If you thought we were only preparing bridal gowns for the upcoming Wedding Dresses 1775- 2014 exhibition – think again! The exhibition also features several grooms’ outfits, and even a few outfits worn by bridesmaids and page boys.
The first of these to undergo treatment was a dress and hat ensemble worn by Eileen Amy Brock, aged 9, who was one of the bridesmaids at the marriage of her cousin Mabel Fraser-Spooner to Raymond Thackery, in 1924.
Both the dress and the hat are normally housed within the collection at the Museum of Childhood, but they have both been brought to main V&A site to undergo conservation. Frances Hartog, one of our Senior Conservators has just finished carrying out the treatment on the hat.
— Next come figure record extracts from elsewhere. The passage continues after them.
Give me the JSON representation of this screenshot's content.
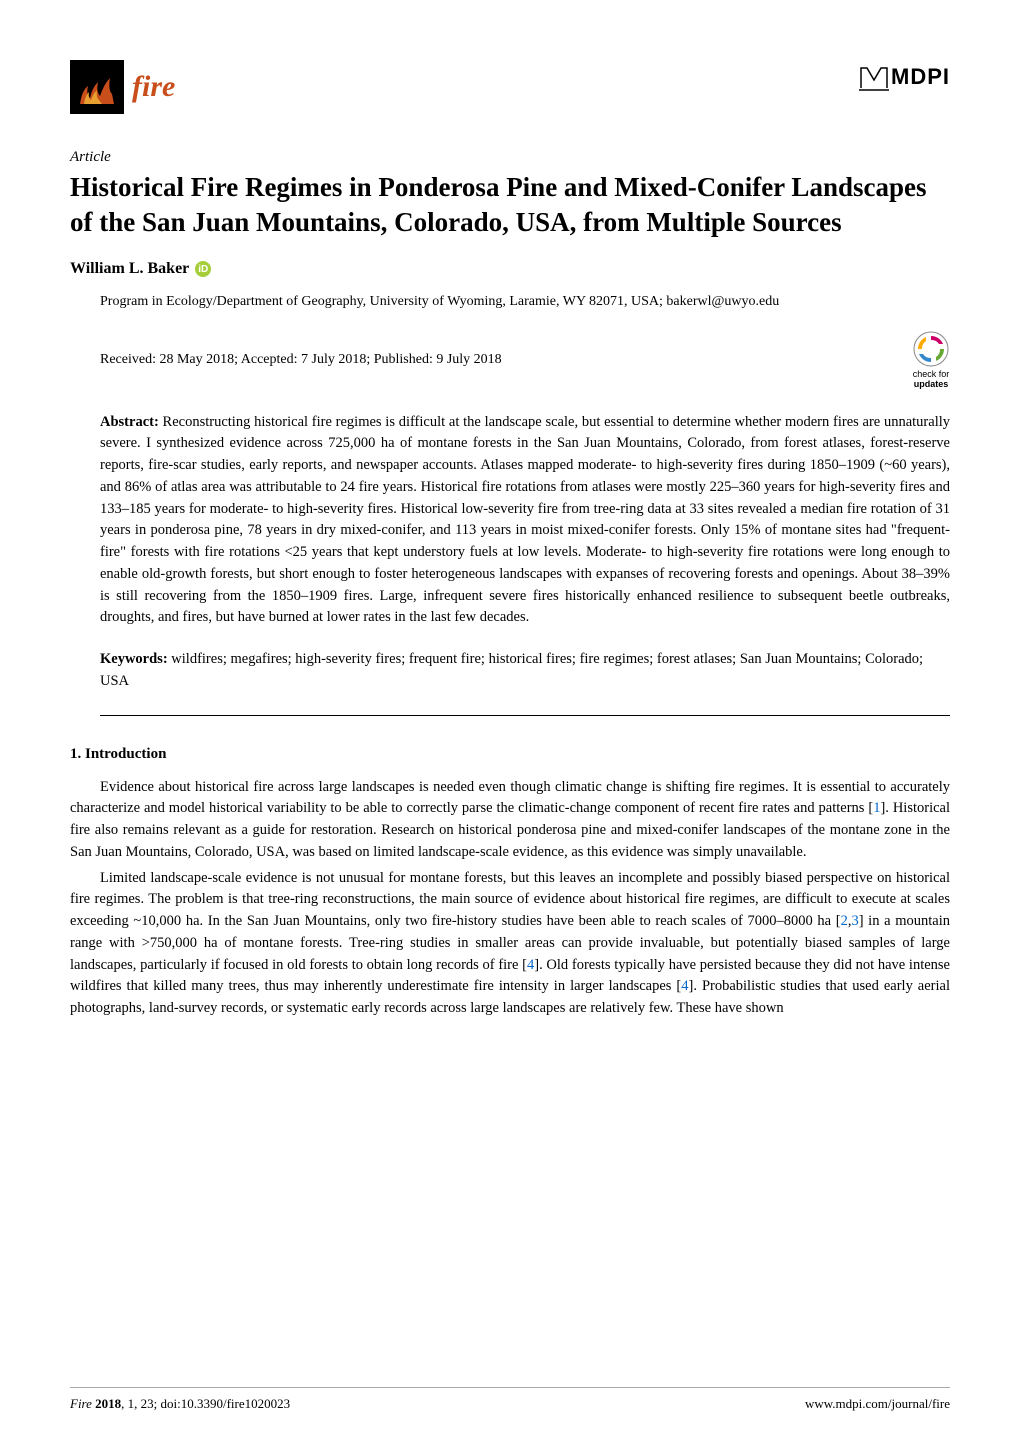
{
  "header": {
    "journal_logo_text": "fire",
    "publisher_logo_text": "MDPI",
    "colors": {
      "fire_orange": "#c84e1c",
      "black": "#000000",
      "orcid_green": "#a6ce39",
      "link_blue": "#0066cc"
    }
  },
  "article": {
    "type": "Article",
    "title": "Historical Fire Regimes in Ponderosa Pine and Mixed-Conifer Landscapes of the San Juan Mountains, Colorado, USA, from Multiple Sources",
    "author": "William L. Baker",
    "affiliation": "Program in Ecology/Department of Geography, University of Wyoming, Laramie, WY 82071, USA; bakerwl@uwyo.edu",
    "dates": "Received: 28 May 2018; Accepted: 7 July 2018; Published: 9 July 2018",
    "check_updates_text": "check for updates"
  },
  "abstract": {
    "label": "Abstract:",
    "text": " Reconstructing historical fire regimes is difficult at the landscape scale, but essential to determine whether modern fires are unnaturally severe. I synthesized evidence across 725,000 ha of montane forests in the San Juan Mountains, Colorado, from forest atlases, forest-reserve reports, fire-scar studies, early reports, and newspaper accounts. Atlases mapped moderate- to high-severity fires during 1850–1909 (~60 years), and 86% of atlas area was attributable to 24 fire years. Historical fire rotations from atlases were mostly 225–360 years for high-severity fires and 133–185 years for moderate- to high-severity fires. Historical low-severity fire from tree-ring data at 33 sites revealed a median fire rotation of 31 years in ponderosa pine, 78 years in dry mixed-conifer, and 113 years in moist mixed-conifer forests. Only 15% of montane sites had \"frequent-fire\" forests with fire rotations <25 years that kept understory fuels at low levels. Moderate- to high-severity fire rotations were long enough to enable old-growth forests, but short enough to foster heterogeneous landscapes with expanses of recovering forests and openings. About 38–39% is still recovering from the 1850–1909 fires. Large, infrequent severe fires historically enhanced resilience to subsequent beetle outbreaks, droughts, and fires, but have burned at lower rates in the last few decades."
  },
  "keywords": {
    "label": "Keywords:",
    "text": " wildfires; megafires; high-severity fires; frequent fire; historical fires; fire regimes; forest atlases; San Juan Mountains; Colorado; USA"
  },
  "section": {
    "heading": "1. Introduction",
    "paragraphs": [
      {
        "parts": [
          {
            "t": "Evidence about historical fire across large landscapes is needed even though climatic change is shifting fire regimes. It is essential to accurately characterize and model historical variability to be able to correctly parse the climatic-change component of recent fire rates and patterns ["
          },
          {
            "t": "1",
            "link": true
          },
          {
            "t": "]. Historical fire also remains relevant as a guide for restoration. Research on historical ponderosa pine and mixed-conifer landscapes of the montane zone in the San Juan Mountains, Colorado, USA, was based on limited landscape-scale evidence, as this evidence was simply unavailable."
          }
        ]
      },
      {
        "parts": [
          {
            "t": "Limited landscape-scale evidence is not unusual for montane forests, but this leaves an incomplete and possibly biased perspective on historical fire regimes. The problem is that tree-ring reconstructions, the main source of evidence about historical fire regimes, are difficult to execute at scales exceeding ~10,000 ha. In the San Juan Mountains, only two fire-history studies have been able to reach scales of 7000–8000 ha ["
          },
          {
            "t": "2",
            "link": true
          },
          {
            "t": ","
          },
          {
            "t": "3",
            "link": true
          },
          {
            "t": "] in a mountain range with >750,000 ha of montane forests. Tree-ring studies in smaller areas can provide invaluable, but potentially biased samples of large landscapes, particularly if focused in old forests to obtain long records of fire ["
          },
          {
            "t": "4",
            "link": true
          },
          {
            "t": "]. Old forests typically have persisted because they did not have intense wildfires that killed many trees, thus may inherently underestimate fire intensity in larger landscapes ["
          },
          {
            "t": "4",
            "link": true
          },
          {
            "t": "]. Probabilistic studies that used early aerial photographs, land-survey records, or systematic early records across large landscapes are relatively few. These have shown"
          }
        ]
      }
    ]
  },
  "footer": {
    "journal": "Fire",
    "year": "2018",
    "volume_issue_page": ", 1, 23; doi:10.3390/fire1020023",
    "url": "www.mdpi.com/journal/fire"
  }
}
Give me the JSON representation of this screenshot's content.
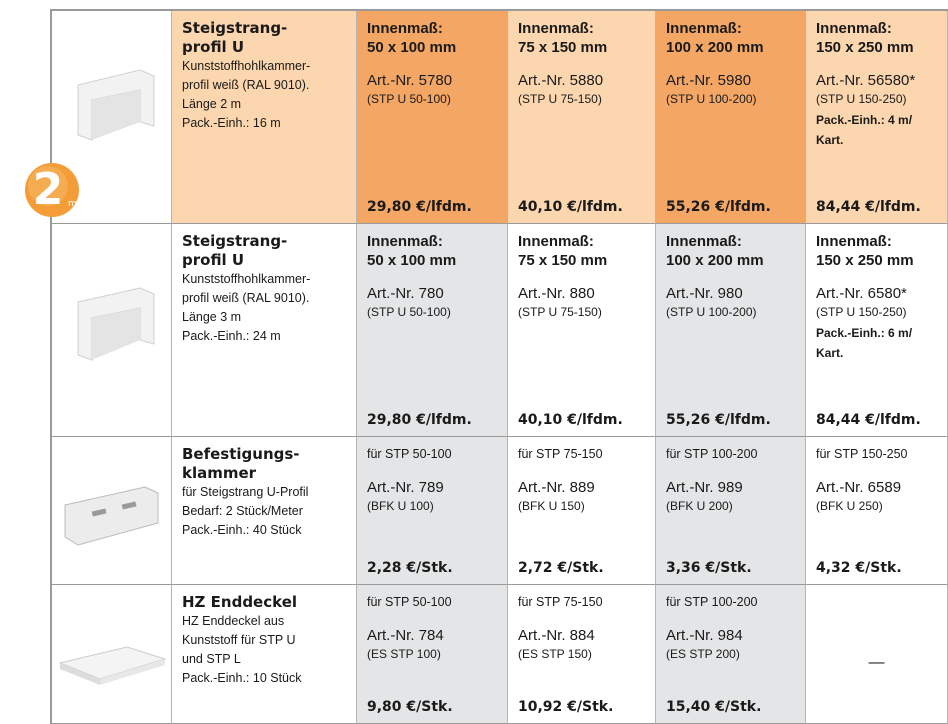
{
  "badge": {
    "number": "2",
    "unit": "m"
  },
  "rows": [
    {
      "title": [
        "Steigstrang-",
        "profil U"
      ],
      "description": [
        "Kunststoffhohlkammer-",
        "profil weiß (RAL 9010).",
        "Länge 2 m",
        "Pack.-Einh.: 16 m"
      ],
      "cells": [
        {
          "label": [
            "Innenmaß:",
            "50 x 100 mm"
          ],
          "article": "Art.-Nr. 5780",
          "code": "(STP U 50-100)",
          "price": "29,80 €/lfdm."
        },
        {
          "label": [
            "Innenmaß:",
            "75 x 150 mm"
          ],
          "article": "Art.-Nr. 5880",
          "code": "(STP U 75-150)",
          "price": "40,10 €/lfdm."
        },
        {
          "label": [
            "Innenmaß:",
            "100 x 200 mm"
          ],
          "article": "Art.-Nr. 5980",
          "code": "(STP U 100-200)",
          "price": "55,26 €/lfdm."
        },
        {
          "label": [
            "Innenmaß:",
            "150 x 250 mm"
          ],
          "article": "Art.-Nr. 56580*",
          "code": "(STP U 150-250)",
          "extra": [
            "Pack.-Einh.: 4 m/",
            "Kart."
          ],
          "price": "84,44 €/lfdm."
        }
      ]
    },
    {
      "title": [
        "Steigstrang-",
        "profil U"
      ],
      "description": [
        "Kunststoffhohlkammer-",
        "profil weiß (RAL 9010).",
        "Länge 3 m",
        "Pack.-Einh.: 24 m"
      ],
      "cells": [
        {
          "label": [
            "Innenmaß:",
            "50 x 100 mm"
          ],
          "article": "Art.-Nr. 780",
          "code": "(STP U 50-100)",
          "price": "29,80 €/lfdm."
        },
        {
          "label": [
            "Innenmaß:",
            "75 x 150 mm"
          ],
          "article": "Art.-Nr. 880",
          "code": "(STP U 75-150)",
          "price": "40,10 €/lfdm."
        },
        {
          "label": [
            "Innenmaß:",
            "100 x 200 mm"
          ],
          "article": "Art.-Nr. 980",
          "code": "(STP U 100-200)",
          "price": "55,26 €/lfdm."
        },
        {
          "label": [
            "Innenmaß:",
            "150 x 250 mm"
          ],
          "article": "Art.-Nr. 6580*",
          "code": "(STP U 150-250)",
          "extra": [
            "Pack.-Einh.: 6 m/",
            "Kart."
          ],
          "price": "84,44 €/lfdm."
        }
      ]
    },
    {
      "title": [
        "Befestigungs-",
        "klammer"
      ],
      "description": [
        "für Steigstrang U-Profil",
        "Bedarf: 2 Stück/Meter",
        "Pack.-Einh.: 40 Stück"
      ],
      "cells": [
        {
          "label": [
            "für STP 50-100"
          ],
          "article": "Art.-Nr. 789",
          "code": "(BFK U 100)",
          "price": "2,28 €/Stk."
        },
        {
          "label": [
            "für STP 75-150"
          ],
          "article": "Art.-Nr. 889",
          "code": "(BFK U 150)",
          "price": "2,72 €/Stk."
        },
        {
          "label": [
            "für STP 100-200"
          ],
          "article": "Art.-Nr. 989",
          "code": "(BFK U 200)",
          "price": "3,36 €/Stk."
        },
        {
          "label": [
            "für STP 150-250"
          ],
          "article": "Art.-Nr. 6589",
          "code": "(BFK U 250)",
          "price": "4,32 €/Stk."
        }
      ]
    },
    {
      "title": [
        "HZ Enddeckel"
      ],
      "description": [
        "HZ Enddeckel aus",
        "Kunststoff für STP U",
        "und STP L",
        "Pack.-Einh.: 10 Stück"
      ],
      "cells": [
        {
          "label": [
            "für STP 50-100"
          ],
          "article": "Art.-Nr. 784",
          "code": "(ES STP 100)",
          "price": "9,80 €/Stk."
        },
        {
          "label": [
            "für STP 75-150"
          ],
          "article": "Art.-Nr. 884",
          "code": "(ES STP 150)",
          "price": "10,92 €/Stk."
        },
        {
          "label": [
            "für STP 100-200"
          ],
          "article": "Art.-Nr. 984",
          "code": "(ES STP 200)",
          "price": "15,40 €/Stk."
        },
        {
          "dash": "—"
        }
      ]
    }
  ]
}
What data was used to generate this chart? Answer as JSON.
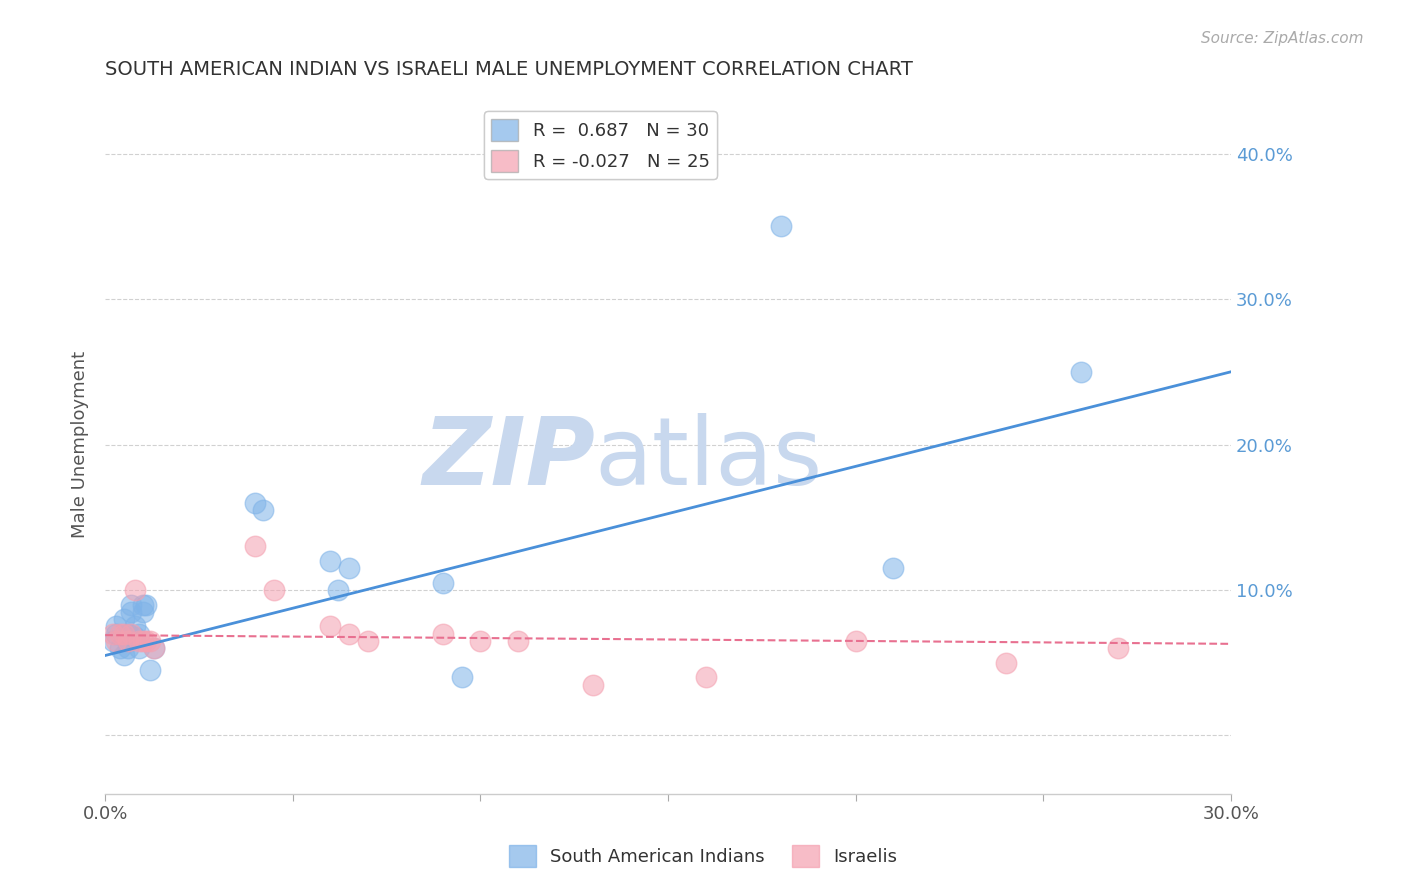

This little hat is made from narrow strips of rayon crin, short for crinoline, which have been stitched together in a spiral. To determine the material of the hat, Frances had a small sample analysed in our Science Conservation Studio. The reason for the testing was that in 1924, rayon, which is a semi-synthetic fibre, was still a relatively new material, and Frances was intrigued to find it used for a hat. Nowadays, crin in made from Nylon, which was not used commercially until the late 1930s. Had the hat been made from Nylon, its 1924 date would have been questionable.
The previous two images show the object before of conservation, and it is clear to see how the hat was looking rather crushed and floppy when we assessed it. It also had several visible holes with loose threads hanging down in a messy tangle.
Taking a closer look at the brim, the holes are even more evident, as is the broken edging thread.
After conservation however; which involved supporting the holes with a black net and adding a new thread to define the rim, the holes are far less visible.
Looking at the same views of the object after the conservation treatment, the hat is in much better shape. The holes have been supported and the stitching renewed where necessary, and there is also a fairly obvious addition to the hat in the shape of the flower!
The flower however is not a part of the original object, as the flower was not accessioned with the ensemble. Having looked at the photograph of the bridal party, both the Conservator and the Curator felt that the hat didn’t resemble the image closely enough, and that for the sake of interpretation a replica could be added to ensure visitors could see the hat in the correct context and style. Luckily, a suitable replica was found among many silk flowers we have in our unregistered collection.
When it comes to using replicas in this manner, our aim is always to improve the understanding of the object and never to deceive the viewer. As such, all replicas are listed on the object labels throughout any exhibition.
I hope you’ll agree that although the flower is not original, it does vastly improve both the overall look and impact of the hat.